Who would have guessed that one of the largest, most innovative tree planting projects ever undertaken began in the year 1902 with young forest professionals employed by the US Government? Buried in the Old Timers Collection, we find the who, what, where. when, how and why such a massive reforestation effort was envisioned!
One of the Old Timers who responded to Gifford Pinchot's call for narratives was Charles A. Scott, (1875-1961), a native of Westmoreland, Kansas. He recounts his efforts in a series of documents written in 1951 (and housed in the Nebraska State Historical Society, firstname.lastname@example.org.). His and his colleagues' efforts are also described in detail in the narrative he sent to then-retired Chief Forester Gifford Pinchot housed in the Pinchot Collection at the Library of Congress.

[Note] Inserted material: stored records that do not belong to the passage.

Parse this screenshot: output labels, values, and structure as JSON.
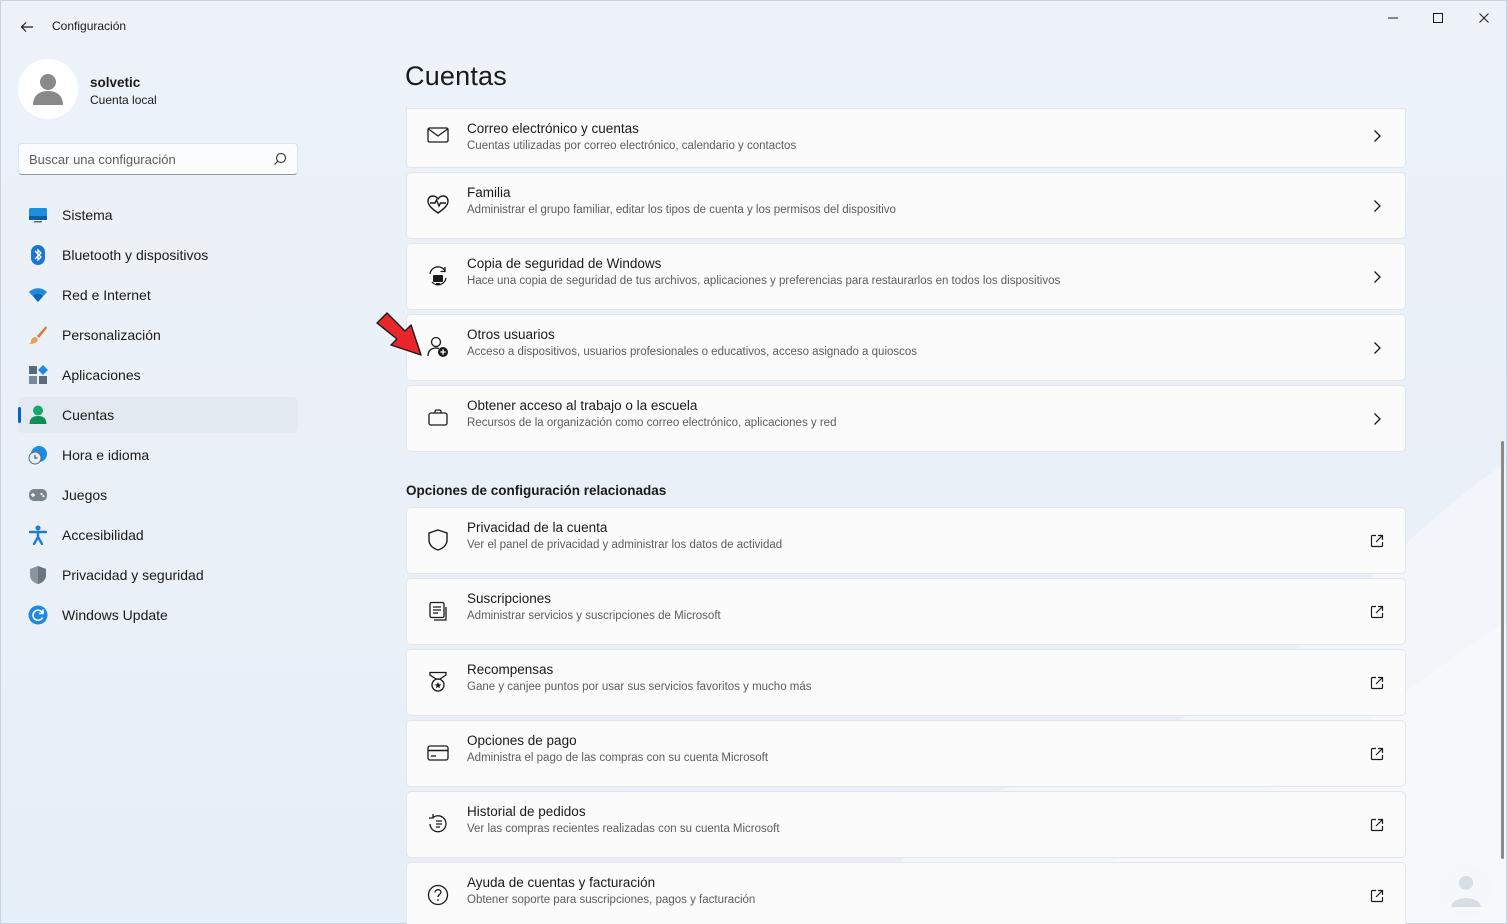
{
  "window": {
    "title": "Configuración"
  },
  "profile": {
    "name": "solvetic",
    "account_type": "Cuenta local"
  },
  "search": {
    "placeholder": "Buscar una configuración"
  },
  "nav": {
    "items": [
      {
        "label": "Sistema",
        "icon": "monitor-icon"
      },
      {
        "label": "Bluetooth y dispositivos",
        "icon": "bluetooth-icon"
      },
      {
        "label": "Red e Internet",
        "icon": "wifi-icon"
      },
      {
        "label": "Personalización",
        "icon": "brush-icon"
      },
      {
        "label": "Aplicaciones",
        "icon": "apps-icon"
      },
      {
        "label": "Cuentas",
        "icon": "account-icon",
        "active": true
      },
      {
        "label": "Hora e idioma",
        "icon": "clock-globe-icon"
      },
      {
        "label": "Juegos",
        "icon": "gamepad-icon"
      },
      {
        "label": "Accesibilidad",
        "icon": "accessibility-icon"
      },
      {
        "label": "Privacidad y seguridad",
        "icon": "shield-icon"
      },
      {
        "label": "Windows Update",
        "icon": "update-icon"
      }
    ]
  },
  "main": {
    "title": "Cuentas",
    "settings": [
      {
        "title": "Correo electrónico y cuentas",
        "subtitle": "Cuentas utilizadas por correo electrónico, calendario y contactos",
        "icon": "mail-icon"
      },
      {
        "title": "Familia",
        "subtitle": "Administrar el grupo familiar, editar los tipos de cuenta y los permisos del dispositivo",
        "icon": "family-heart-icon"
      },
      {
        "title": "Copia de seguridad de Windows",
        "subtitle": "Hace una copia de seguridad de tus archivos, aplicaciones y preferencias para restaurarlos en todos los dispositivos",
        "icon": "backup-icon"
      },
      {
        "title": "Otros usuarios",
        "subtitle": "Acceso a dispositivos, usuarios profesionales o educativos, acceso asignado a quioscos",
        "icon": "add-user-icon"
      },
      {
        "title": "Obtener acceso al trabajo o la escuela",
        "subtitle": "Recursos de la organización como correo electrónico, aplicaciones y red",
        "icon": "briefcase-icon"
      }
    ],
    "related_title": "Opciones de configuración relacionadas",
    "related": [
      {
        "title": "Privacidad de la cuenta",
        "subtitle": "Ver el panel de privacidad y administrar los datos de actividad",
        "icon": "shield-outline-icon"
      },
      {
        "title": "Suscripciones",
        "subtitle": "Administrar servicios y suscripciones de Microsoft",
        "icon": "subscriptions-icon"
      },
      {
        "title": "Recompensas",
        "subtitle": "Gane y canjee puntos por usar sus servicios favoritos y mucho más",
        "icon": "rewards-icon"
      },
      {
        "title": "Opciones de pago",
        "subtitle": "Administra el pago de las compras con su cuenta Microsoft",
        "icon": "credit-card-icon"
      },
      {
        "title": "Historial de pedidos",
        "subtitle": "Ver las compras recientes realizadas con su cuenta Microsoft",
        "icon": "history-icon"
      },
      {
        "title": "Ayuda de cuentas y facturación",
        "subtitle": "Obtener soporte para suscripciones, pagos y facturación",
        "icon": "help-icon"
      }
    ]
  },
  "colors": {
    "accent": "#0067c0",
    "arrow": "#e8262b",
    "background": "#eef3f9",
    "card": "#fbfbfc"
  }
}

In the summer and fall of 1901, Scott worked as a cook on the Nebraska Sandhills Reconnaissance Survey as part of the Bureau of Forestry, U.S. Department of Agriculture. During the following summer of 1902, he assisted in a survey of the Dismal River Forest Reserve after which he helped plan Nebraska's Halsey Nursery, also known as the Bessey Nursery after University of Nebraska Botany Professor Charles A. Bessey. Following his work in designing and implementing plans for the first government nursery in the United States, Scott set off for the Yale School of Forestry where he earned his degree. As a newly minted Forest Assistant, he then returned to Nebraska to oversee the nursery at Halsey he had helped plan. He also administered three Nebraska forest reservations.
There is no underestimating the amount of innovation and stamina such a project required. In his account, Scott writes: "This was the first project of its kind ever attempted in the United States. No one in the Bureau of Forestry could advise us and the Commercial Nurserymen of the country had no experience with this type of work and we were told we would have to use our own judgement and do the best we could."

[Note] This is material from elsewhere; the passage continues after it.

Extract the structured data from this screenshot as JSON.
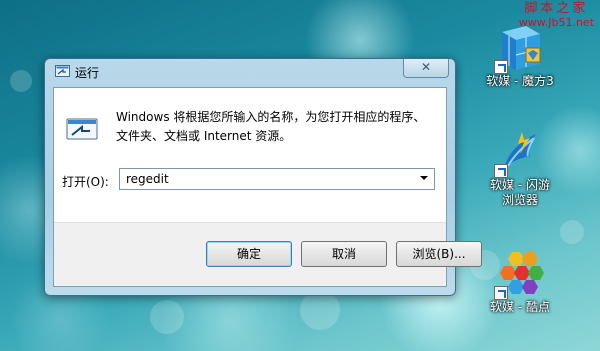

In 1940, Gifford Pinchot wrote Scott a letter of appreciation for the narrative he submitted
I have just finished reading your very interesting account of your early work in establishing the first Government forest nursery in America and making the planting on the Nebraska National Forests a success. The detail is particularly valuable, and I am very much in your debt. Hearty thanks to you.
Yours as always,
From the narrative of Charles A. Scott. Old Timers Collection. Gifford Pinchot Collection. Library of Congress. Manuscript Division.